Annabel Wells/LONDON

As the aerospace industry worldwide enjoys an upturn, so is that trend reflected in the aerospace-events arena. Exhibitors at 1998 trade shows will have a satisfyingly large choice of shopfronts in which to set up their wares. Potential customers will be presented with a hugely varied array from which to select their purchases.

From the USA, Boeing - its portfolio bolstered by the McDonnell Douglas acquisition - will be pitching its civil products against those of Europe's Airbus Industrie consortium. It will also turn its attention to the military market, in both the rotary- and fixed-wing areas.

Bookings are up across the board, including those for events which cover areas such as maintenance and airport equipment. The growing market for inflight-entertainment systems will be served by the World Airline Entertainment Association's exhibition in October, in South Africa, and the Inflight Passenger Entertainment and Communications event, IPEC '98, which will be held in London, UK, in April.

As well as the trade shows, aviation organisations will be holding their annual conventions, and other events. The European Regions Airline Association , for example, expects about 500 delegates from across the industry to attend its General Assembly in September.

A slight shadow may be cast by the currency crisis in Asia - particularly over the business- and light-aviation aircraft manufacturers, where the market has great potential - but this should prove to be a mere hiccup, leaving longer-term prospects looking good.

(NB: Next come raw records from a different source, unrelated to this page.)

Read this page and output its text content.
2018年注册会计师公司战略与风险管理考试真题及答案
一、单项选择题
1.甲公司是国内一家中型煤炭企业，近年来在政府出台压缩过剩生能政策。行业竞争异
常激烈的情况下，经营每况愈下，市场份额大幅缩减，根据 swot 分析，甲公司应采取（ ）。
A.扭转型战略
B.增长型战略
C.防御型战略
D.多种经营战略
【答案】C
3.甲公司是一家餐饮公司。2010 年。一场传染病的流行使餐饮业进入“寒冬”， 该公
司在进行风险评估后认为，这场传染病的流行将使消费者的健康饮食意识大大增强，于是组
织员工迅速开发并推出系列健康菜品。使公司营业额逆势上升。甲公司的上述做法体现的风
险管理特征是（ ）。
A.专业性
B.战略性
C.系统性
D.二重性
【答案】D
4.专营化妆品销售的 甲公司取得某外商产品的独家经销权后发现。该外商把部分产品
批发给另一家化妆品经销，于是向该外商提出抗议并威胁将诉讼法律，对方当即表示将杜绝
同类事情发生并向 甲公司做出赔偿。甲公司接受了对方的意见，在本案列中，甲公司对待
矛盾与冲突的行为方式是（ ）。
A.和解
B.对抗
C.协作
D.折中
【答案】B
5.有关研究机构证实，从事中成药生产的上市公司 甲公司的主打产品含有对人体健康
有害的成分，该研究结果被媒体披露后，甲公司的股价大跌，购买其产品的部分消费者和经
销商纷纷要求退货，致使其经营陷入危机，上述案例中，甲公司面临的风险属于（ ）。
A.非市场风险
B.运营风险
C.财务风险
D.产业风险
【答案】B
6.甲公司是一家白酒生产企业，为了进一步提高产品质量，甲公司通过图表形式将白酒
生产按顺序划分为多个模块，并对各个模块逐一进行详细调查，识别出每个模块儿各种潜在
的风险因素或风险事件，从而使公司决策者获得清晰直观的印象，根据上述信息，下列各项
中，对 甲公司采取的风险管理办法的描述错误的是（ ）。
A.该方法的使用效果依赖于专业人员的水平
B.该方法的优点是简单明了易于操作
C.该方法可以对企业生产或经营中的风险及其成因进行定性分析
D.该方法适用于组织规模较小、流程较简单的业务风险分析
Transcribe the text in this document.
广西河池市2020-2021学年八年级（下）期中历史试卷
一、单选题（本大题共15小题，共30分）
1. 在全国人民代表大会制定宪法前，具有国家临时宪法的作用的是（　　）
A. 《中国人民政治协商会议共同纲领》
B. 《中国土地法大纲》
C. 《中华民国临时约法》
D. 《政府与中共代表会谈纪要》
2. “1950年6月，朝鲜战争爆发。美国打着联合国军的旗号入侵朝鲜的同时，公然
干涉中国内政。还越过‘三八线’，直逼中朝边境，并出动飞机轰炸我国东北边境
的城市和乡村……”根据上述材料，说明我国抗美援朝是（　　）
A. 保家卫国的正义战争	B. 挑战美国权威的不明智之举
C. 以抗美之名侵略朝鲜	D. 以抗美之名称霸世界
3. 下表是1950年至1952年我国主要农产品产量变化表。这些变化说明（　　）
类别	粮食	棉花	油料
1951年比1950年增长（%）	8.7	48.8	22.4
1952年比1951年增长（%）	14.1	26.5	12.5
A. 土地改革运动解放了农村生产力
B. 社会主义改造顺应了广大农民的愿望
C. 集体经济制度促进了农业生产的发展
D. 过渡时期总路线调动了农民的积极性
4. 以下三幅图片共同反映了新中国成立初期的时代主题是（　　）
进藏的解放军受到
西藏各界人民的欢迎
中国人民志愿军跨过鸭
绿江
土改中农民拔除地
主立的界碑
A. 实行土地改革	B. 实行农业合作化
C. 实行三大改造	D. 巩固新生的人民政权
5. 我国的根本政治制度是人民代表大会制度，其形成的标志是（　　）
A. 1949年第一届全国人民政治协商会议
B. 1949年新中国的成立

In the USA, the Helicopter Association International will celebrate its 50th anniversary at its Heli-Expo in February. It reports reservations up, with new international exhibitors.

In April, the US National Air Transportation Association and Professional Aviation Maintenance Association will hold their convention and symposium, respectively, under the auspices of the new Aviation Services & Suppliers Super Show, which covers maintenance for light and business aircraft. Among those to reserve space are Bombardier, Cessna and Socata.

The US National Business Aircraft Association will be looking to build on the success of this year's 50th anniversary show, and will start taking bookings in January for its 1998 event.

In Canada, the Toronto Aviation and Aircraft Show will stage its sixth appearance, while the Canadian Business Aviation Association will hold its 37th annual convention in June.


The mood is buoyant, despite the currency crisis, with interest in bookings sustained. At the Asian Aerospace 98 show in February, the UK contingent will be the biggest yet - it has had to hire another hall to accommodate its expansion. Engine-manufacturer presence in particular is stronger. Asian Aerospace will also host the Flight International Industry Awards, the fifth outing for these sought-after prizes.

Defence manufacturers will be out in force, with Russia expected to bring the Sukhoi Su-35 and Su-37 and, possibly, the S-37 to Asian Aerospace. The Eurocopter Tiger helicopter will make an appearance, before touring in Australia.

As most show revenues are derived from overseas, aerospace events in this area should be largely unaffected by the currency downturn. Western manufacturers view Asia Pacific as important, and interest from the USA and the UK in Airport China '98, for example, is encouraging. This show is held jointly by Reed Exhibitions with the Civil Aviation Authority of China, and is backed by the UK Department of Trade and Industry.


The Society of British Aerospace Companies will stage its biennial Farnborough International in the UK in September. Flight International will run live closed-circuit television services at the show, as it will at Asian Aerospace 98. Broadcasts will include news, features and live flying-display coverage.

The Brussels-based European Business Aviation Association says that it is expecting increased numbers at this year's convention, to be held in April. In particular, it anticipates more operators and has arranged an improved exhibition area, along with staging technical and operators' sessions.

In the UK, the Royal Aeronautical Society organises events on varying topics throughout the year; the Civil Aviation Authority Safety Regulation Group will sponsor some 70 aviation-safety research projects, and will hold an open day on 11 February, in London; while Flight International and Reed Aerospace sister magazine Airline Business organise events with a variety of themes during the year (see "Other events organisers" panel).o

All details in the Flight International 1998 Aerospace Calendar are correct as at 10 November, 1997. Before committing to an event, it is advisable to check with the organiser.